Last year I planted a garden for the first time in this home. I grew a wonderful crop of big green leaves. Zucchini leaves. Tomato leaves. Carrot tops. Pumpkin leaves. Cucumber leaves. Green leaves galore.
We harvested three zucchini, a few very short carrots, no pumpkins, and a few handfuls of watery tomatoes. It was not a great year in the garden if the goal was growing something to eat.
This year I decided to purposely plant green leaves. If you can’t beat ’em, join ’em. Collards. Kale. Swiss chard. Lettuce. If this was a garden that liked to produce green leaves then I would simply plant what liked to grow here. So far the lettuce is growing like gang-busters and I refuse to thin it because it is the only thing robustly growing.

If I were my own best friend I would remind myself to focus on the process, the journey, the joy of seeds and dirt and tiny plants. Do not focus on the end result. Maybe the leaves will grow. Maybe they won’t.

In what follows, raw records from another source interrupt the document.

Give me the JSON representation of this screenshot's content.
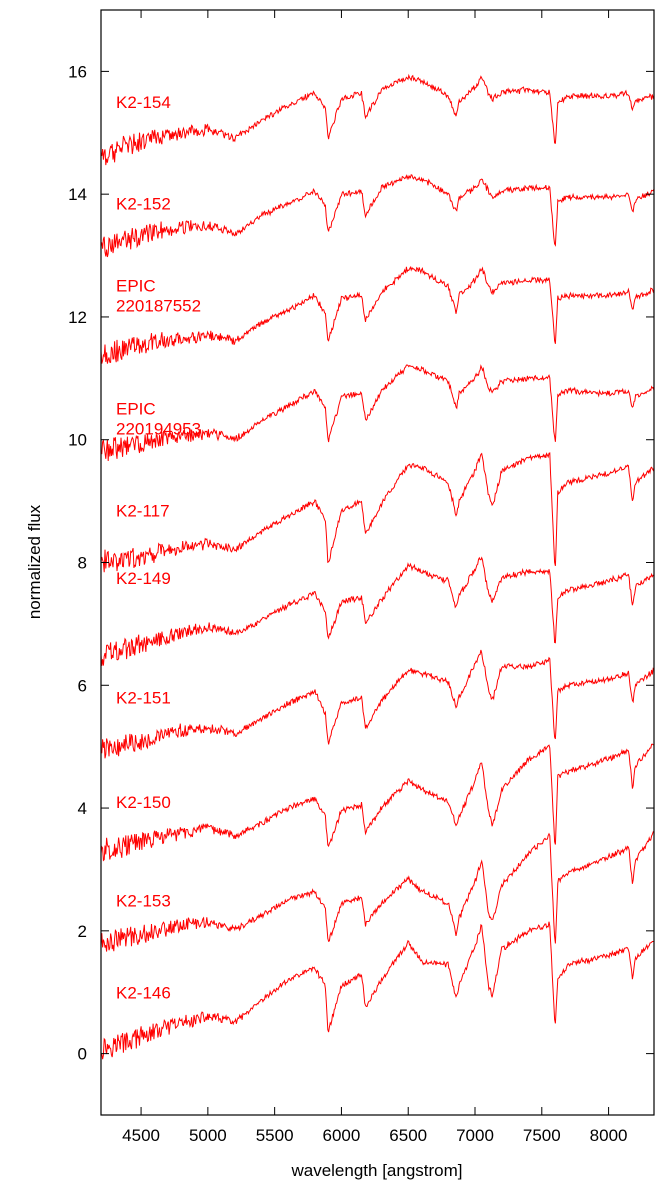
{
  "chart_data": {
    "type": "line",
    "title": "",
    "xlabel": "wavelength [angstrom]",
    "ylabel": "normalized flux",
    "xlim": [
      4200,
      8340
    ],
    "ylim": [
      -1,
      17
    ],
    "xticks": [
      4500,
      5000,
      5500,
      6000,
      6500,
      7000,
      7500,
      8000
    ],
    "yticks": [
      0,
      2,
      4,
      6,
      8,
      10,
      12,
      14,
      16
    ],
    "grid": false,
    "legend": "none",
    "line_color": "#ff0000",
    "x": [
      4200,
      4400,
      4600,
      4800,
      5000,
      5150,
      5200,
      5400,
      5600,
      5800,
      5880,
      5900,
      6000,
      6150,
      6180,
      6300,
      6500,
      6600,
      6800,
      6860,
      6880,
      7000,
      7050,
      7100,
      7130,
      7200,
      7400,
      7560,
      7600,
      7620,
      7700,
      8000,
      8150,
      8180,
      8200,
      8340
    ],
    "series": [
      {
        "name": "K2-146",
        "label_lines": [
          "K2-146"
        ],
        "label_y": 0.9,
        "values": [
          0.1,
          0.2,
          0.35,
          0.5,
          0.6,
          0.55,
          0.5,
          0.85,
          1.2,
          1.4,
          1.1,
          0.35,
          1.1,
          1.3,
          0.75,
          1.2,
          1.8,
          1.5,
          1.45,
          0.9,
          1.1,
          1.75,
          2.1,
          1.1,
          0.95,
          1.7,
          2.0,
          2.1,
          0.4,
          1.2,
          1.45,
          1.6,
          1.7,
          1.2,
          1.55,
          1.85
        ]
      },
      {
        "name": "K2-153",
        "label_lines": [
          "K2-153"
        ],
        "label_y": 2.4,
        "values": [
          1.8,
          1.9,
          2.0,
          2.1,
          2.15,
          2.05,
          2.0,
          2.25,
          2.5,
          2.65,
          2.35,
          1.8,
          2.45,
          2.55,
          2.1,
          2.45,
          2.85,
          2.65,
          2.45,
          1.95,
          2.2,
          2.8,
          3.15,
          2.3,
          2.15,
          2.75,
          3.25,
          3.55,
          1.7,
          2.8,
          2.95,
          3.2,
          3.35,
          2.75,
          3.15,
          3.6
        ]
      },
      {
        "name": "K2-150",
        "label_lines": [
          "K2-150"
        ],
        "label_y": 4.0,
        "values": [
          3.3,
          3.4,
          3.5,
          3.6,
          3.65,
          3.6,
          3.55,
          3.75,
          4.0,
          4.15,
          3.85,
          3.35,
          3.95,
          4.05,
          3.6,
          4.0,
          4.45,
          4.3,
          4.1,
          3.7,
          3.85,
          4.45,
          4.75,
          3.95,
          3.7,
          4.3,
          4.8,
          5.0,
          3.3,
          4.5,
          4.6,
          4.8,
          4.95,
          4.3,
          4.7,
          5.05
        ]
      },
      {
        "name": "K2-151",
        "label_lines": [
          "K2-151"
        ],
        "label_y": 5.7,
        "values": [
          4.95,
          5.05,
          5.15,
          5.25,
          5.3,
          5.25,
          5.2,
          5.45,
          5.7,
          5.9,
          5.55,
          5.05,
          5.7,
          5.8,
          5.3,
          5.75,
          6.25,
          6.2,
          6.05,
          5.65,
          5.8,
          6.35,
          6.55,
          5.95,
          5.75,
          6.3,
          6.3,
          6.4,
          5.0,
          5.9,
          6.0,
          6.1,
          6.2,
          5.7,
          6.0,
          6.25
        ]
      },
      {
        "name": "K2-149",
        "label_lines": [
          "K2-149"
        ],
        "label_y": 7.65,
        "values": [
          6.5,
          6.6,
          6.75,
          6.85,
          6.95,
          6.9,
          6.85,
          7.05,
          7.3,
          7.5,
          7.2,
          6.75,
          7.35,
          7.45,
          7.0,
          7.4,
          7.95,
          7.85,
          7.7,
          7.25,
          7.45,
          7.9,
          8.1,
          7.5,
          7.35,
          7.75,
          7.85,
          7.85,
          6.6,
          7.45,
          7.55,
          7.7,
          7.8,
          7.25,
          7.6,
          7.8
        ]
      },
      {
        "name": "K2-117",
        "label_lines": [
          "K2-117"
        ],
        "label_y": 8.75,
        "values": [
          8.0,
          8.05,
          8.15,
          8.25,
          8.3,
          8.25,
          8.2,
          8.5,
          8.75,
          9.0,
          8.7,
          7.95,
          8.85,
          9.0,
          8.45,
          8.95,
          9.6,
          9.55,
          9.3,
          8.75,
          9.0,
          9.5,
          9.8,
          9.1,
          8.9,
          9.5,
          9.7,
          9.75,
          7.8,
          9.15,
          9.3,
          9.45,
          9.55,
          8.95,
          9.3,
          9.55
        ]
      },
      {
        "name": "EPIC 220194953",
        "label_lines": [
          "EPIC",
          "220194953"
        ],
        "label_y": 10.25,
        "values": [
          9.8,
          9.9,
          10.0,
          10.05,
          10.1,
          10.05,
          10.0,
          10.3,
          10.55,
          10.8,
          10.5,
          9.95,
          10.7,
          10.75,
          10.3,
          10.8,
          11.2,
          11.15,
          10.95,
          10.5,
          10.75,
          11.0,
          11.2,
          10.85,
          10.75,
          10.95,
          11.0,
          11.0,
          9.9,
          10.75,
          10.8,
          10.75,
          10.8,
          10.5,
          10.7,
          10.85
        ]
      },
      {
        "name": "EPIC 220187552",
        "label_lines": [
          "EPIC",
          "220187552"
        ],
        "label_y": 12.25,
        "values": [
          11.4,
          11.5,
          11.6,
          11.65,
          11.7,
          11.65,
          11.6,
          11.9,
          12.1,
          12.35,
          12.05,
          11.6,
          12.3,
          12.35,
          11.95,
          12.4,
          12.8,
          12.75,
          12.5,
          12.05,
          12.35,
          12.6,
          12.8,
          12.5,
          12.4,
          12.55,
          12.6,
          12.6,
          11.5,
          12.3,
          12.35,
          12.35,
          12.4,
          12.1,
          12.3,
          12.45
        ]
      },
      {
        "name": "K2-152",
        "label_lines": [
          "K2-152"
        ],
        "label_y": 13.75,
        "values": [
          13.1,
          13.25,
          13.4,
          13.45,
          13.5,
          13.4,
          13.35,
          13.65,
          13.85,
          14.05,
          13.8,
          13.35,
          14.0,
          14.05,
          13.65,
          14.1,
          14.3,
          14.25,
          14.0,
          13.7,
          13.95,
          14.1,
          14.25,
          14.05,
          13.95,
          14.05,
          14.1,
          14.1,
          13.05,
          13.9,
          13.95,
          13.95,
          14.0,
          13.7,
          13.9,
          14.05
        ]
      },
      {
        "name": "K2-154",
        "label_lines": [
          "K2-154"
        ],
        "label_y": 15.4,
        "values": [
          14.6,
          14.8,
          14.9,
          15.0,
          15.05,
          14.95,
          14.9,
          15.2,
          15.45,
          15.65,
          15.4,
          14.9,
          15.55,
          15.65,
          15.25,
          15.7,
          15.9,
          15.85,
          15.6,
          15.25,
          15.5,
          15.75,
          15.9,
          15.65,
          15.55,
          15.65,
          15.7,
          15.65,
          14.75,
          15.5,
          15.6,
          15.6,
          15.65,
          15.35,
          15.5,
          15.6
        ]
      }
    ]
  }
}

What I do know is the act of growing plants still fills me joy. Putting a seed in dirt, watering it, hoping it gets sunshine, and waiting – it all feels like a small miracle when a tiny little plant pushes through the earth. And each year something grows in the garden (even if it doesn’t grow as big or produce as much as I want it to) it is amazing and gratifying.
So maybe that’s the message to myself – focus on the miracle, not the outcome. Grow.